Appeal to General Public
In the same way that property sales have for some time been made subject to termite inspection as a standard so too does the scope of such inspection need to be broadened to come into line with an increasing array of other factors which could prove costly to the new homeowners not too far down the track. As we become more aware of long term deterioration effects on our properties we need to ensure the correct measures to detect potential issues before they become a problem for new owners who themselves may already be heavily invested.
With this in mind our proposal aims to shift the responsibility for a qualified building inspection report from being optional for the potential buyer at point of sale to mandatory for the seller at point of listing.
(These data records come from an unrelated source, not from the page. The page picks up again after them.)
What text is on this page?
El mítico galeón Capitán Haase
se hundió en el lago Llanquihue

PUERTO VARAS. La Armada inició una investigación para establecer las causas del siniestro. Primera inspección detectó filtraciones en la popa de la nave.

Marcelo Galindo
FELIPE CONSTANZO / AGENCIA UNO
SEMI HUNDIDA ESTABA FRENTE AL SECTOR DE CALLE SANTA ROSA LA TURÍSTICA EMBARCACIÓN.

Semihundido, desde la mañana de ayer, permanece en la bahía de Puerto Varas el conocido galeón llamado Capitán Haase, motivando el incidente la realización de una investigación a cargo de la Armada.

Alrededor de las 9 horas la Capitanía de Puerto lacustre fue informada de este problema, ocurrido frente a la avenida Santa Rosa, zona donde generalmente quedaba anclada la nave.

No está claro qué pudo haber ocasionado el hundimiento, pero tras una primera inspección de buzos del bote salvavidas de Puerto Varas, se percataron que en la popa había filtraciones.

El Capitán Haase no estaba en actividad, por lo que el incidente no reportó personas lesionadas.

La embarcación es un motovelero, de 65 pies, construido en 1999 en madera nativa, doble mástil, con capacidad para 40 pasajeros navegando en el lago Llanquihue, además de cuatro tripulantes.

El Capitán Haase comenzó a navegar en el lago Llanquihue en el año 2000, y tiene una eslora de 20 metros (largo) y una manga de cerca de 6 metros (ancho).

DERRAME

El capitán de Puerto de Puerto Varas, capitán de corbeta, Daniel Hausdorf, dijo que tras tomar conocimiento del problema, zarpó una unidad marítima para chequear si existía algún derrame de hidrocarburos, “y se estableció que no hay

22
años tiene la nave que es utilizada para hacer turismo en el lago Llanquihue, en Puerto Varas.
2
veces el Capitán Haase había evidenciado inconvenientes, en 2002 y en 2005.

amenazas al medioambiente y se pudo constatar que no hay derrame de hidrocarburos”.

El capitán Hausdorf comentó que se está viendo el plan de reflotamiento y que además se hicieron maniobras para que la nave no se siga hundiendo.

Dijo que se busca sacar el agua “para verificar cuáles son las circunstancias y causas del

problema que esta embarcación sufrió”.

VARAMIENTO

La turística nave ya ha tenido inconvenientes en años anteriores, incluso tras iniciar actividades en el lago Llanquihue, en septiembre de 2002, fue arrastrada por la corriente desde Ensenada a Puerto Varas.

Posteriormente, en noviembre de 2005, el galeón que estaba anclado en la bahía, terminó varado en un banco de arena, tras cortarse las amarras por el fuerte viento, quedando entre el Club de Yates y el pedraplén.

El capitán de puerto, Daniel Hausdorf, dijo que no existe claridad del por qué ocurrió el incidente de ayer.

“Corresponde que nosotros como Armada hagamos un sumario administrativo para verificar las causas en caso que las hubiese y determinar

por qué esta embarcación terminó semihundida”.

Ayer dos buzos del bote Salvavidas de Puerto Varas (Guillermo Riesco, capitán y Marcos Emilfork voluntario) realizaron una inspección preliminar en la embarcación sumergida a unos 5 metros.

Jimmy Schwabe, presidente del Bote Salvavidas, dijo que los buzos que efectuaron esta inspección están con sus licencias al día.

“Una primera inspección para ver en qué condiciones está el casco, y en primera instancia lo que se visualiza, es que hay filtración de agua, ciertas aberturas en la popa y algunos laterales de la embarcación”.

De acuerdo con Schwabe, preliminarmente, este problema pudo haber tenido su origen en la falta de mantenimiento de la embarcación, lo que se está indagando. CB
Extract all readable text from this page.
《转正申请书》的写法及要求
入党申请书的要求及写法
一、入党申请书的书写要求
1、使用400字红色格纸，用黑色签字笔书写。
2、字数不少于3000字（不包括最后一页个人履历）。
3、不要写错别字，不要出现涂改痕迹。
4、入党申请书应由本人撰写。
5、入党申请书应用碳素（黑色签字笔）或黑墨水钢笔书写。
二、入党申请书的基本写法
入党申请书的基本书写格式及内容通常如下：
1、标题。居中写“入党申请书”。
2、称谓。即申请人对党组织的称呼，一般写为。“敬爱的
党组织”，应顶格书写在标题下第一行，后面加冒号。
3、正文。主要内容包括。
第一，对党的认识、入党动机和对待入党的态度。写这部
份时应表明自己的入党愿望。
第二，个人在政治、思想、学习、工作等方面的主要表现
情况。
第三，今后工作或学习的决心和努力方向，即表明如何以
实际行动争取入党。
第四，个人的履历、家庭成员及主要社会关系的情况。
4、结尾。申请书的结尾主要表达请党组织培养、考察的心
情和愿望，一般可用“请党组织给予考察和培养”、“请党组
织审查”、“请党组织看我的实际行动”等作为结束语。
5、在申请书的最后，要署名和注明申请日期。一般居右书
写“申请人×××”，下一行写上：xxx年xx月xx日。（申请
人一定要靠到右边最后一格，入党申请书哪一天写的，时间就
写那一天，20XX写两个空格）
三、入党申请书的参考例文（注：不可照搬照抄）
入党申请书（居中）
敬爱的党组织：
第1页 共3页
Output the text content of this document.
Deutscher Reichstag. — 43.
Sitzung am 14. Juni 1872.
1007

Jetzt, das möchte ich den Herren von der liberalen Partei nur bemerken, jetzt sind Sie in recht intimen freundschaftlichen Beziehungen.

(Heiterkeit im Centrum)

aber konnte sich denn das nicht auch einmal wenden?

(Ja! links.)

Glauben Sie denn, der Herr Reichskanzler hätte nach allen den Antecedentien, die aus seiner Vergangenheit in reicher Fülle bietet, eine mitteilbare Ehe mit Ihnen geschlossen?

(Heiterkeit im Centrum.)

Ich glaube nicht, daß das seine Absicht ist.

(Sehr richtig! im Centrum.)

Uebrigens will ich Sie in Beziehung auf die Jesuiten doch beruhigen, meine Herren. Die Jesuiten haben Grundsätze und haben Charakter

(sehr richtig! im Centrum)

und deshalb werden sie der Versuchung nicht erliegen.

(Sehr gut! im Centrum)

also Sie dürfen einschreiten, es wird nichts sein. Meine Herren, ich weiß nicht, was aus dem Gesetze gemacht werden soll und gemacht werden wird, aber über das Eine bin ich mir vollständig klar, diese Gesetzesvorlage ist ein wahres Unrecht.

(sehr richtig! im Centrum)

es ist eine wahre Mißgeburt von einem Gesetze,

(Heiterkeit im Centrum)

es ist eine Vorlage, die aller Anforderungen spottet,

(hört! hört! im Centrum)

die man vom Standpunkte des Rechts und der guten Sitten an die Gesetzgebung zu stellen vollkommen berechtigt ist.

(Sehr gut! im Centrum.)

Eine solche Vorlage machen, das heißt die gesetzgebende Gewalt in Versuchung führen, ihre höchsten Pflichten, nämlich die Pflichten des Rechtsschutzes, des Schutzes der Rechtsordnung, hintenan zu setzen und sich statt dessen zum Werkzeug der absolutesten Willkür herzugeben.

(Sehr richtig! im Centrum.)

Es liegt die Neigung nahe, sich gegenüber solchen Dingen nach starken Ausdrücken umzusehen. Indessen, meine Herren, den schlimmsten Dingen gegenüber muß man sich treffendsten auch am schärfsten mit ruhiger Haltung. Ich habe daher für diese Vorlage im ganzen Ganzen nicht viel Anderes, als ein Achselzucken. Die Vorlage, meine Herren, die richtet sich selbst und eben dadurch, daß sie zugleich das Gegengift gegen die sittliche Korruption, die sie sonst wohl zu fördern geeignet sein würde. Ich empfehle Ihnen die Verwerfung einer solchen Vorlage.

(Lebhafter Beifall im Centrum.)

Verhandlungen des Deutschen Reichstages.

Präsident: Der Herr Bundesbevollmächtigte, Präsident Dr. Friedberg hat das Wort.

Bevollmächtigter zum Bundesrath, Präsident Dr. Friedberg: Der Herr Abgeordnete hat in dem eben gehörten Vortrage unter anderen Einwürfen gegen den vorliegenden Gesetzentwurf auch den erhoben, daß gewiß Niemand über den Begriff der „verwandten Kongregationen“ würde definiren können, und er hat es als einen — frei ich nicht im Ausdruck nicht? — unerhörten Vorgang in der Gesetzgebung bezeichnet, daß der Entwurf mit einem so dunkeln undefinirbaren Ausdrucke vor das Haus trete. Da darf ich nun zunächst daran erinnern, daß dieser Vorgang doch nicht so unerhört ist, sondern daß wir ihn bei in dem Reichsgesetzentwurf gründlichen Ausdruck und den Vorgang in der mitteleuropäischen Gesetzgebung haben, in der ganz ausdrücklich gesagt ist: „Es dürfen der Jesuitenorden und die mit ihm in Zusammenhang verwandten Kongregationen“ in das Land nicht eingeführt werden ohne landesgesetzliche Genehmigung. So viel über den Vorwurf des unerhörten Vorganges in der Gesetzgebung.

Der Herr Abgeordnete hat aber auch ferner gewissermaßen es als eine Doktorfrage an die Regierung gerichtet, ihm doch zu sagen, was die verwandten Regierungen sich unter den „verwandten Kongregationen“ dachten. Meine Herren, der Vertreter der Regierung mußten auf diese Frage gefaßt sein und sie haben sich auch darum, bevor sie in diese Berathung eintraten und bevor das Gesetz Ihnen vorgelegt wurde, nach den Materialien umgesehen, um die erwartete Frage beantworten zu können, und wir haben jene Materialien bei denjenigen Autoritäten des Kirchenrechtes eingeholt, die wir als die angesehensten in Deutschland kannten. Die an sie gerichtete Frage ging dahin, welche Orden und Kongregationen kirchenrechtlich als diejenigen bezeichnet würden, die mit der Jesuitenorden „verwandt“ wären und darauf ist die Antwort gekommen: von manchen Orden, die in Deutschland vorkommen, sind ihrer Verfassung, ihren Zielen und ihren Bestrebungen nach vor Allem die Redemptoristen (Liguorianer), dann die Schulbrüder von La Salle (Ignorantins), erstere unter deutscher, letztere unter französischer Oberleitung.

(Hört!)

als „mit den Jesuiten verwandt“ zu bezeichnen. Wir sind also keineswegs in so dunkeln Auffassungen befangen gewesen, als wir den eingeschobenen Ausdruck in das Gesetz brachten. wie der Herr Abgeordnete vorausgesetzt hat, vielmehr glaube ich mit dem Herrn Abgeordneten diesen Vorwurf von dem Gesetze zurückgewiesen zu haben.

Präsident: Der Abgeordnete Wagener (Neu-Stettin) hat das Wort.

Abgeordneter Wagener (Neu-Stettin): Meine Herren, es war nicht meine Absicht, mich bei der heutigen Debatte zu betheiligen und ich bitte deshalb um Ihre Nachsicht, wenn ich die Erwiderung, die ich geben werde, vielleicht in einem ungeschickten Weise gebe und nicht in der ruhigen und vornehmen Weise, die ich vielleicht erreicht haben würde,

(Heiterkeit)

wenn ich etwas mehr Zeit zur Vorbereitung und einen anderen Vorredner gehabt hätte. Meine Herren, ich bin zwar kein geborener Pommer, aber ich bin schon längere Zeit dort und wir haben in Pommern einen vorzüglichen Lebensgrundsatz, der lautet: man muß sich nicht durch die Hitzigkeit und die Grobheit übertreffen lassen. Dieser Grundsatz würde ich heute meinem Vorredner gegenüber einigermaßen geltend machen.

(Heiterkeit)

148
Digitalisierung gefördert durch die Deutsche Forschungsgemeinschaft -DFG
As homebuyers and investors alike tend to invest close to the limit of their financial capacity such a proposal would protect them financially by entering into a property in a known condition which we feel, as consumers is their, nay our very right.
When a potential buyer is looking at properties within their budget they deserve to be looking at a price which accurately reflects the property without needing to make allowances for structural repairs or changes and they should also, as a standard, be made aware of any issues that aren’t structural but may not be obvious to the uninitiated.